Resgato que o FGTS foi criado em 1966, a pretexto de assegurar ao trabalhador demitido sem justa causa certa segurança financeira (cada ano trabalhado equivalia ao salário de um mês). Em contrapartida, o empregado abriria mão da chamada estabilidade decenal (quem atingia 10 anos de trabalho só podia ser demitido por justa causa) prevista na Consolidação das Leis do Trabalho (CLT), regra que só seria extinta em 1988.
Algo que deixava Goiabinha furioso eram as chamadas propagandas enganosas que infestavam jornais, rádios e tevês, na segunda metade dos anos 1970. E uma livraria e papelaria famosa na Rua do Livramento, além de popularizar slogan de terrível mau gosto (“se no Recife tem, na Casa... também tem”), pisoteando os calos de quem vivia numa capital de menor porte, orientou as balconistas a nunca admitirem a falta de um produto. Quando se pedia uma mercadoria em falta, respondiam sem qualquer pudor: “não tem, mas vai chegar”.
Aborrecido com aquilo, um dia dirigiu-se ao balcão da famosa loja e falou alto a ponto de ser escutado por outras pessoas presentes:
– Aqui tem o livro Anatomia Patológica?
– Qual o autor?
– Paulo Fernando Paraíso de Carvalho.
– Não tem, mas vai chegar! – disse a atendente, quase acrescentando "por sinal, um bonito nome".
– Vai chegar uma porra! – protestou Goiabinha, para espanto geral – Quem lhe disse que escrevi algum livro?!
Com o passar dos anos, perdi o contato com ele. Há duas semanas, contudo, um amigo em comum compartilhou comigo áudio-mensagem onde Goiabinha, visivelmente comovido, celebra ter escapado das garras cruéis da covid-19. Teimou tanto, imagino, que o abominável vírus das trevas desistiu.
Dá para imaginar o desfecho da encrenca no hospital, ele relutando com a besta-fera, com o dedo indicador da mão esquerda em riste:
– Nem vem que ainda tem querosene em minha lamparina!
– Deixe de ser teimoso! Quem você pensa que é?

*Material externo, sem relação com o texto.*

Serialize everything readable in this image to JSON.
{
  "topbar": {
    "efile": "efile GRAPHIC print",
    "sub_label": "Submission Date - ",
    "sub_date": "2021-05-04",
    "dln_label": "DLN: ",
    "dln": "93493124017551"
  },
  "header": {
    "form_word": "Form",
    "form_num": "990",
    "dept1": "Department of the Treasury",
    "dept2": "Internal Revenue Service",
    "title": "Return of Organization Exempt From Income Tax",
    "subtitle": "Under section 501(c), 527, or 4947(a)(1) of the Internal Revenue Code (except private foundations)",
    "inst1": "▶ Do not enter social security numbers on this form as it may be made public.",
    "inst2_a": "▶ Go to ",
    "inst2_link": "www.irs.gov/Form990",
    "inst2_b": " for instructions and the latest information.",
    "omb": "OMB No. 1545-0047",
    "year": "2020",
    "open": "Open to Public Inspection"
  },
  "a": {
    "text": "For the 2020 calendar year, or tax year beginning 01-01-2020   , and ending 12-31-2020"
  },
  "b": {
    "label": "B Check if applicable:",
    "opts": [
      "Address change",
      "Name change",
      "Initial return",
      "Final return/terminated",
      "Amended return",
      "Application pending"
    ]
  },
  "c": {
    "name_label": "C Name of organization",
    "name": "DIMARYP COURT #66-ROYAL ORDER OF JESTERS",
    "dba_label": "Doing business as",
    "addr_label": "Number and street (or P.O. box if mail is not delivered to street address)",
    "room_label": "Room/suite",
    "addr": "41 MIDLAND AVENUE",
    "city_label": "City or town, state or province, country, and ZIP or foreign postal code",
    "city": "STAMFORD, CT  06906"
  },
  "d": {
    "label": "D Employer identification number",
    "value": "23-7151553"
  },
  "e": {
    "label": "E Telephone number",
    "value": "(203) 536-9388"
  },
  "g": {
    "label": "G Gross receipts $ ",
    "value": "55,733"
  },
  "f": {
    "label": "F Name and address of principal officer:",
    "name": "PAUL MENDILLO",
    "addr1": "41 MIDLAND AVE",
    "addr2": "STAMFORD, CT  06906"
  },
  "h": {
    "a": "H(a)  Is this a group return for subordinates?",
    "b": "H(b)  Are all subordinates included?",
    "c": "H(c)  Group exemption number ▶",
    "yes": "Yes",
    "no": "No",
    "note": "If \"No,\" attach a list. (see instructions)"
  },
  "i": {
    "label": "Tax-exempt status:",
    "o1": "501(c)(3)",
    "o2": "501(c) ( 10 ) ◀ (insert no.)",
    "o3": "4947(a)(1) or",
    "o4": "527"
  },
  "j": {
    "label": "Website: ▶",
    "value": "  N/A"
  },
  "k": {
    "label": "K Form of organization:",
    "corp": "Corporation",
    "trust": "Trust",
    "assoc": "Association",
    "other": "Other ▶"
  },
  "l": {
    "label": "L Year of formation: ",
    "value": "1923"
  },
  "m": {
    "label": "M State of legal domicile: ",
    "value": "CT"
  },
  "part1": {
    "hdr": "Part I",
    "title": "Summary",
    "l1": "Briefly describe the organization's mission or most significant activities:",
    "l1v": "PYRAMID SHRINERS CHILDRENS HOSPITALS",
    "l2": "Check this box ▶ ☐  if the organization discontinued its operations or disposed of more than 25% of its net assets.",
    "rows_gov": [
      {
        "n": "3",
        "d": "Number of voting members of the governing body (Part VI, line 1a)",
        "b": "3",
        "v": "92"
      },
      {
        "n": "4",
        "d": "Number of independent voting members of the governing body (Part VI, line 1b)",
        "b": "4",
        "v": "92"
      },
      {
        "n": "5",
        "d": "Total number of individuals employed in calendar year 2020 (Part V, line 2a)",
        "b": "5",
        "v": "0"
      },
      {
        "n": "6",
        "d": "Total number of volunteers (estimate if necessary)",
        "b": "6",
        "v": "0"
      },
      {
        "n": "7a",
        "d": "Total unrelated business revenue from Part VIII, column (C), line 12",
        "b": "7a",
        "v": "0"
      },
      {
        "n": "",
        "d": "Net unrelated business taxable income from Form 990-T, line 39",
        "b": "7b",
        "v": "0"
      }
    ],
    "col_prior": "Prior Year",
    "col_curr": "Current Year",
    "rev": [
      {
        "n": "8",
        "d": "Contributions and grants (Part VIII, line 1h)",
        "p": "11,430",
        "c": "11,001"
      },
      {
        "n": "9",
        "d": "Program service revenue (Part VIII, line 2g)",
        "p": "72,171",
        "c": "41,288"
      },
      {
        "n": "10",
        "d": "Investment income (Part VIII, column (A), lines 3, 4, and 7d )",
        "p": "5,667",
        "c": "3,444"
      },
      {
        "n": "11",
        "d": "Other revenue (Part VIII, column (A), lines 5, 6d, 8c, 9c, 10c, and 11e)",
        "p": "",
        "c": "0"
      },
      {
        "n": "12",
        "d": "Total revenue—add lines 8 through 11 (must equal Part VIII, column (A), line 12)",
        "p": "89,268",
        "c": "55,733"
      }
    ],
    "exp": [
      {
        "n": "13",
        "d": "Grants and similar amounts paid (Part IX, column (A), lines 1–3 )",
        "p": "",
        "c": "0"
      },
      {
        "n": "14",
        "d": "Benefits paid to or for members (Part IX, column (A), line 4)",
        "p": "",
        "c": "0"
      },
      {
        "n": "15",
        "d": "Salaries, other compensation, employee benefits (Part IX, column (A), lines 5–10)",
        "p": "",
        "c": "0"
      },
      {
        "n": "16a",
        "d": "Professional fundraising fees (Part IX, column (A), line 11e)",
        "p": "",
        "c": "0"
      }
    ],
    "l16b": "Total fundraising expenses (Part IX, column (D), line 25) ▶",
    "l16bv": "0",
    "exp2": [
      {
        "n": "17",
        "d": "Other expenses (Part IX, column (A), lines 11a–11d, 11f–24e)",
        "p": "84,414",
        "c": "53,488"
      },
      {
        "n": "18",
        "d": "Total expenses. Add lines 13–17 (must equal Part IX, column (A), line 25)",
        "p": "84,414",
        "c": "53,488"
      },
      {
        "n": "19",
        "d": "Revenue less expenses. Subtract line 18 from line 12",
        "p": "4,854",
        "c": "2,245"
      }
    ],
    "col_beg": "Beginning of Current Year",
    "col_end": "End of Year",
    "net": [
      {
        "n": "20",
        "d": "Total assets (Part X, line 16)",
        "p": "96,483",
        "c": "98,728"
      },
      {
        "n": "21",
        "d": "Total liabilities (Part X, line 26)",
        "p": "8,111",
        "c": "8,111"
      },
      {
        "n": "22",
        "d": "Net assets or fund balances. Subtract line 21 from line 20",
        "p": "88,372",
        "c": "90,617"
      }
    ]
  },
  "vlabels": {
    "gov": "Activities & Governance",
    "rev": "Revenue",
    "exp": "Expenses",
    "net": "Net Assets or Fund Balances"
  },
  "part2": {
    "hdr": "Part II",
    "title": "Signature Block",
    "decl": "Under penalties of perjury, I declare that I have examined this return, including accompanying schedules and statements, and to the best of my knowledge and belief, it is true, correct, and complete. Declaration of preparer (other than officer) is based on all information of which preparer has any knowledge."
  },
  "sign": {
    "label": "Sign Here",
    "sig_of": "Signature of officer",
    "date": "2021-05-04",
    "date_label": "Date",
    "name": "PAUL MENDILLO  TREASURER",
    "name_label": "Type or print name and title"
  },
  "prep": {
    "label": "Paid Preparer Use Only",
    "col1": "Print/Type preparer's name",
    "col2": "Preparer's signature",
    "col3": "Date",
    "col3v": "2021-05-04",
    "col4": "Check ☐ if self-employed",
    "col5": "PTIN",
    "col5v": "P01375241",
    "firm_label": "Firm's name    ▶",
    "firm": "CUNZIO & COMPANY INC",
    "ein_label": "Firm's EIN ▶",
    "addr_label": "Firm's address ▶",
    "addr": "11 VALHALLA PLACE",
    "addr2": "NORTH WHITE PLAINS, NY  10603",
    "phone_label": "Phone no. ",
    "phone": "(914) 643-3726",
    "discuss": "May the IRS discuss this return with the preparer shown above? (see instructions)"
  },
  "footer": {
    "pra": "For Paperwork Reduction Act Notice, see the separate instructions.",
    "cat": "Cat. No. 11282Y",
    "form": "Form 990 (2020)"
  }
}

– Não sou ninguém, mas não abro nem para um trem sem freio quando entro numa briga! Sai pra lá, fi-da-peste, infeliz-das-costas-ocas! Tá aqui pra você! – e encerra a prosa com uma banana daquelas de estalar a palma da mão direita na dobra do antebraço esquerdo, de punho cerrado.
Domingo que vem, 4 de abril, Goiabinha completa 82 anos muito bem vividos. Deve almoçar com a mulher Lúcia, os filhos Paulo, Eduardo, Andreia e Adriana; as netas Caroline, Beatriz e Larissa, além dos três bisnetos Lucas, Téo e Dante. Por sinal, bonitos nomes, como diria tia Inacinha.
Antes do cafezinho, com os bisnetos no paraíso da sala de estar, cairia bem uma colherada de doce de goiaba em calda com creme de leite. Sobremesa mais que merecida.